1. L’ENTRETIEN AVEC LES PARENTS ET L’ENFANT :

Cet entretien va permettre de :1. recueillir des informations anamnestiques complémentaires essentiellement axées sur l’histoire et la structuration pychomotrice de l’enfant.2. tenter de repérer et de comprendre la place et la fonction de cette instabilité dans la famille et les explications évoquées .

Durant l’échange on pourra observer :- les éléments de la communication non verbale,- les éléments de l’organisation psychomotrice: postures des différentes personnes présentes, déplacements, dialogues tonico- posturaux, - les mouvements tonico- émotionnels en présence et les modalités relationnelles mises en place autour de cette instabilité.

Le temps de séparation , où les parents sont invités à retourner en salle d’attente est un temps transitionnel indicateur des aménagements trouvés par chacun pour s’adapter à la situation.

2. LE BILAN

Le bilan va alors se dérouler de façon assez classique, entre plusieurs espaces, avec des sollicitations et invitations faites à des niveaux différents.

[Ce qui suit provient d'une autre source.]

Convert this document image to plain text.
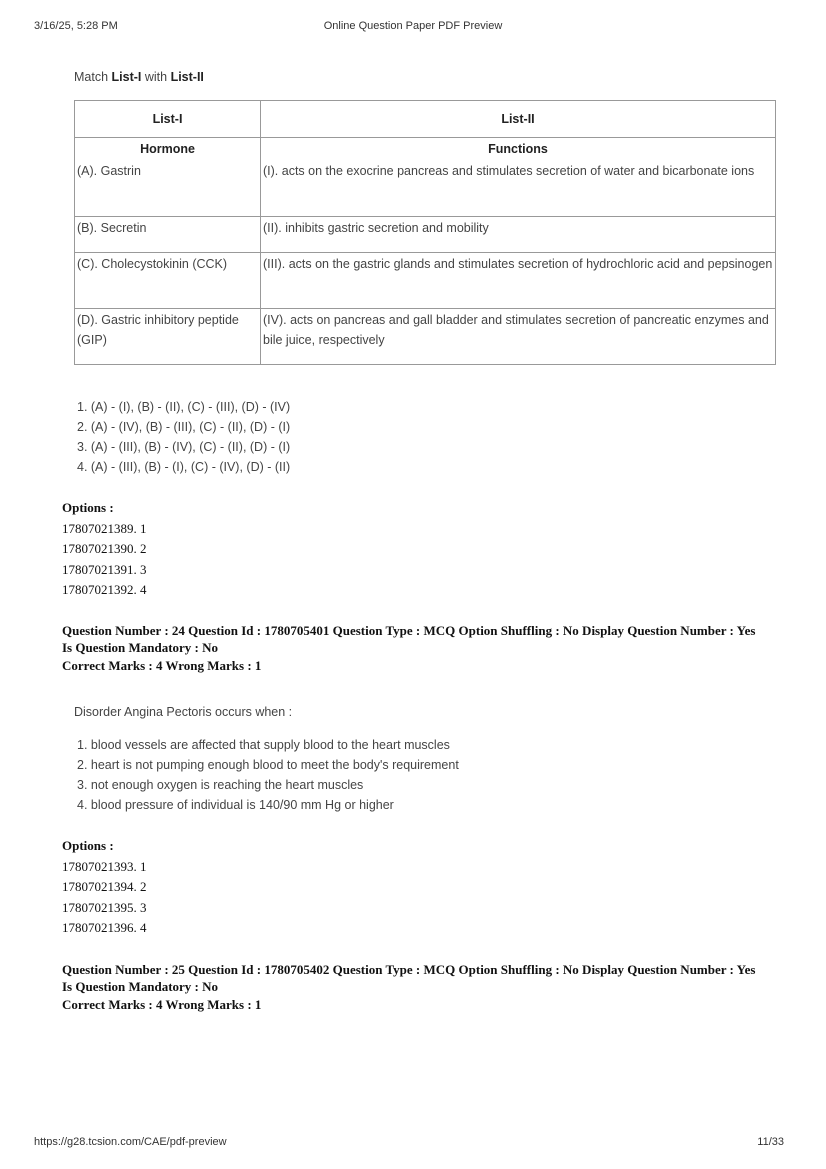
3/16/25, 5:28 PM	Online Question Paper PDF Preview
Match List-I with List-II
List-I	List-II
Hormone	Functions
(A). Gastrin	(I). acts on the exocrine pancreas and stimulates secretion of water and bicarbonate ions
(B). Secretin	(II). inhibits gastric secretion and mobility
(C). Cholecystokinin (CCK)	(III). acts on the gastric glands and stimulates secretion of hydrochloric acid and pepsinogen
(D). Gastric inhibitory peptide (GIP)	(IV). acts on pancreas and gall bladder and stimulates secretion of pancreatic enzymes and bile juice, respectively
1. (A) - (I), (B) - (II), (C) - (III), (D) - (IV)
2. (A) - (IV), (B) - (III), (C) - (II), (D) - (I)
3. (A) - (III), (B) - (IV), (C) - (II), (D) - (I)
4. (A) - (III), (B) - (I), (C) - (IV), (D) - (II)
Options :
17807021389. 1
17807021390. 2
17807021391. 3
17807021392. 4
Question Number : 24 Question Id : 1780705401 Question Type : MCQ Option Shuffling : No Display Question Number : Yes
Is Question Mandatory : No
Correct Marks : 4 Wrong Marks : 1
Disorder Angina Pectoris occurs when :
1. blood vessels are affected that supply blood to the heart muscles
2. heart is not pumping enough blood to meet the body's requirement
3. not enough oxygen is reaching the heart muscles
4. blood pressure of individual is 140/90 mm Hg or higher
Options :
17807021393. 1
17807021394. 2
17807021395. 3
17807021396. 4
Question Number : 25 Question Id : 1780705402 Question Type : MCQ Option Shuffling : No Display Question Number : Yes
Is Question Mandatory : No
Correct Marks : 4 Wrong Marks : 1
https://g28.tcsion.com/CAE/pdf-preview	11/33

Dans le cadre d’éléments intéressant spécifiquement l’observation des différents types d’instabilité, et non de la recherche même de l’instabilité, je vous proposerai :le temps de rencontre et d’échange avec l’enfant,les épreuves de l’équilibre statique,l’épreuve de la poussée,les épreuves de l’équilibre dynamique,l’épreuve de vigilance,l’évaluation du tonus,les invitations à expérimenter,le jeu de ballon, le jeu spontané,les " zones intermédiaires ".

Le temps de rencontre avec l’enfant :L’enfant est invité à s’asseoir et à échanger autour de cette rencontre. Il va exprimer, par ses postures, ses réactions de prestance, son expression verbale et non verbale, un certain nombre d’éléments indicateurs.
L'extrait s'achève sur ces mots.